Here’s an interesting ad I found in the January 1990 American Bass Association’s (the California-based ABA that started circa 1986 or so) newsletter. For those of you reading who have only been bass fishing for the last 30 years, the concept of not having a raised flipping deck in your boat may sound a bit crazy.

The ad states Pro Deck will not only raise the height of your deck for better flipping but also add under-deck storage and even extend the deck back towards the consoles. At the time of this ad most of the bass boat manufacturers didn’t have flipping decks in their boats. What is a standard deck today is the work of a number of crafty anglers throughout the U.S. who actually built their own deck extensions over the existing small decks on their boats at the time.

1986 Ranger 393V layout. Notice the front deck stops well ahead of the driver’s console and also the lack of dry storage. This was standard in the ’80s.

Bass boats from the early days through about the mid-80s had a nominal front deck – many of which stopped at the rear of the front seat pedestal- and these decks were anywhere from 6 inches to a foot below the boat’s gunwale. Early flippers, realizing the higher they were in the boat the better they could see AND the easier it was to actually flip a lure and not hit the gunwale, started making their own decks that would lift them up to a better vantage point in the boat. (In fact I remember one particular angler in southern California around the 1982 time frame who actually built a scaffold 3-feet high on his front deck to allow him to flip over the high cattails on the Colorado River and its impoundments.)

An ad for the 1986 Bass Master Classic boat. Note the distance from the deck to the top of the gunwale and the short front deck.

As more and more anglers started making these makeshift decks, more of these tinkerers realized, “why stop at the front deck?” Soon they started making their decks to cover the open area between the rod lockers – a place where most anglers carried their tackle boxes. What resulted from this was the first covered tackle storage areas in the front deck.

What was obvious from the Pro Deck ad was that by 1990 everyone was wanting to increase the fishability of their older bass boats by adding the raised and extended flipping deck. My question was, “What boat manufacturer made the first flipping deck and what year was it?”

Stratos’ 1987 181-Pro model with what appears to be the first OEM flipping deck.

From memory I thought it was either Skeeter or Champion who came out with the first OEM flipping deck – they were the first companies that I’d remembered seeing with them. So I got out my old collection of magazines and started on a quest to try and figure the question out.

A quick search prior to 1986 showed that no company advertising in the bass magazines had yet claimed to being the first with such a deck. Nearly through the year 1986, I was starting to feel it was going to be later, until I hit the November 1986 issue of Bassmaster Magazine.

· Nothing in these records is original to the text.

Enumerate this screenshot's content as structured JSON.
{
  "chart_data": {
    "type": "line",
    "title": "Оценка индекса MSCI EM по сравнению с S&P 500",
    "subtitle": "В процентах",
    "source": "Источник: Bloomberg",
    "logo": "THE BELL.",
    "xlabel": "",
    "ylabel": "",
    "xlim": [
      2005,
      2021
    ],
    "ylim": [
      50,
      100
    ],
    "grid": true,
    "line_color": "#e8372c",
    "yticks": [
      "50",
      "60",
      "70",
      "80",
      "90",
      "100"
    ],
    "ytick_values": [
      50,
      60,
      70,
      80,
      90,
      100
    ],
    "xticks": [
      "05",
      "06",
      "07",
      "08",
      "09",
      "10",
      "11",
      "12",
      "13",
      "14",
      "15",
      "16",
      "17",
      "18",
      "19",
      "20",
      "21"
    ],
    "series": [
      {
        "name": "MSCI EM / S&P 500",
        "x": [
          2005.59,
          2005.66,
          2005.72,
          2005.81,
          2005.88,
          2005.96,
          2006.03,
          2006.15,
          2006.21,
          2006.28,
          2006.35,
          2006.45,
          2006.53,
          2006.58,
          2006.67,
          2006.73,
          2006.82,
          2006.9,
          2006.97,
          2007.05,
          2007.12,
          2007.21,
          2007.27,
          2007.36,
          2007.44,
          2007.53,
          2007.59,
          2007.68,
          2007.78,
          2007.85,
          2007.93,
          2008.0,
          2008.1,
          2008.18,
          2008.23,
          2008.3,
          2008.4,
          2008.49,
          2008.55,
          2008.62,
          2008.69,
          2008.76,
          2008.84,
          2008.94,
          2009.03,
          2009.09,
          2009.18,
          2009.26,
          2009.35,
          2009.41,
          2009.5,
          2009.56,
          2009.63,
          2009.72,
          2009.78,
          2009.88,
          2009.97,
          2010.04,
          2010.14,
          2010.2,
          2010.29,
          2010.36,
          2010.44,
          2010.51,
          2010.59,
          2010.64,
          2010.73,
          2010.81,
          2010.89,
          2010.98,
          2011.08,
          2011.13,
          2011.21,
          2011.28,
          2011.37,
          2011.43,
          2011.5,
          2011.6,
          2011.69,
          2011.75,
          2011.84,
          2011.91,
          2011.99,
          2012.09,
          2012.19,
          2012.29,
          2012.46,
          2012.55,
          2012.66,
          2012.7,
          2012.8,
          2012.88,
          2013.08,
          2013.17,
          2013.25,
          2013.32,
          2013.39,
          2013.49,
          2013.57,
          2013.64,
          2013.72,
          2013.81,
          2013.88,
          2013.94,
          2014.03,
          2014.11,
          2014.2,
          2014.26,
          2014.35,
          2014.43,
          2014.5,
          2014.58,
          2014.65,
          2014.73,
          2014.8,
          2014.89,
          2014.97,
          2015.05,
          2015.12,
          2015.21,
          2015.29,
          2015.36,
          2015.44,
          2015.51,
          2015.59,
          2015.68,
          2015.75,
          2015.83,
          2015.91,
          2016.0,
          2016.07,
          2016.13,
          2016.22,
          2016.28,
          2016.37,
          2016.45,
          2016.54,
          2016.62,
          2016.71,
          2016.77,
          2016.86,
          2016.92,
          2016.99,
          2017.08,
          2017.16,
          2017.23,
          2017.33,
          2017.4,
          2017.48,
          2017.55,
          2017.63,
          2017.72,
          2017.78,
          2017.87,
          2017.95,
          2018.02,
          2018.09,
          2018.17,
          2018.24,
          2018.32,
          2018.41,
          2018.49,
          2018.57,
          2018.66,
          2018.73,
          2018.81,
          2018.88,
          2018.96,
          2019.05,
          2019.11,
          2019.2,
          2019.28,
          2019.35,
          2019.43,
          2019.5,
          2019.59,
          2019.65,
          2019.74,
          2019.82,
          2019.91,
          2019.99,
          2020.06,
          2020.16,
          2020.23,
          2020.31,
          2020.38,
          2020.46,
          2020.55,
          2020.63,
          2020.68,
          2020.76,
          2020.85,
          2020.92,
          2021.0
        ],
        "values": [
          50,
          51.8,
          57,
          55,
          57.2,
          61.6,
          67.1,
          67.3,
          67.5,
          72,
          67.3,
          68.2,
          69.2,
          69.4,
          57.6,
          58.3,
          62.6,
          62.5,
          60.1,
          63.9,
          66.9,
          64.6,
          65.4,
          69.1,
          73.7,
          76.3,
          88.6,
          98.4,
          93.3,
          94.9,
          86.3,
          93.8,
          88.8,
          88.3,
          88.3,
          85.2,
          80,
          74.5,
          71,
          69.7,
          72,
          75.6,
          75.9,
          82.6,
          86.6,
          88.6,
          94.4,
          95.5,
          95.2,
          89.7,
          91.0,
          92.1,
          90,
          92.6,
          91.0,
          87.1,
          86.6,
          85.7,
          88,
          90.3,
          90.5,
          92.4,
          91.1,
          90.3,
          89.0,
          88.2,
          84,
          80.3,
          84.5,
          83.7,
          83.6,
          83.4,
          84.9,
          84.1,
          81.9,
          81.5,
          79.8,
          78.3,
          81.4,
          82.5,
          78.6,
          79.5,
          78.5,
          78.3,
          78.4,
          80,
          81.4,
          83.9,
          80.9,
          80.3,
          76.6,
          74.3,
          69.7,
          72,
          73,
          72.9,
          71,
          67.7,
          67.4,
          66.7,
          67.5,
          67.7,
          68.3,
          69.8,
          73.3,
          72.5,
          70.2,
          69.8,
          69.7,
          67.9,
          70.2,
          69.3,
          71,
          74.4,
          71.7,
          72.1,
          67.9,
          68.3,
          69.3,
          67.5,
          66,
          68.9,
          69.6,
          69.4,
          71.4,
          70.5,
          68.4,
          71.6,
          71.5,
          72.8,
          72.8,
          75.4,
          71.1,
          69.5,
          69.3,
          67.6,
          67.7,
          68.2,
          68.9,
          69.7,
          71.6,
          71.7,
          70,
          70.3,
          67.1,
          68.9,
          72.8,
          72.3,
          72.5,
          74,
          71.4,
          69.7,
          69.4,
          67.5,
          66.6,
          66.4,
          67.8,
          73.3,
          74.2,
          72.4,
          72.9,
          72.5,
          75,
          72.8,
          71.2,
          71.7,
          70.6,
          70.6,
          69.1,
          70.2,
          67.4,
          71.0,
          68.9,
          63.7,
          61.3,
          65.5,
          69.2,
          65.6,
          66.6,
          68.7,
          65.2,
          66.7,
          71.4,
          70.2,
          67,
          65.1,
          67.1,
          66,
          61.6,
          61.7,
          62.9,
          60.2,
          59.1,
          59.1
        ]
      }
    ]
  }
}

In the middle of the magazine was an ad for Stratos boats. The ad vividly displayes the front deck of their 181-Pro model, complete with gunwale-height front deck.

In the write-up Stratos says, “The all-new flippin’ deck, flush with the front gunwale, raises you to new heights of flippin’ distance and accuracy.” Well folks, we may have found our winner.

In the past I have talked at length with Rick Pierce, president of Bass Cat Boats, about the evolution of bass boats. In those conversations he’s always mentioned how it was the anglers who have advanced nearly all aspects of bass fishing, mainly tackle but most especially boats. In the case of the flipping deck, that was without a doubt the case.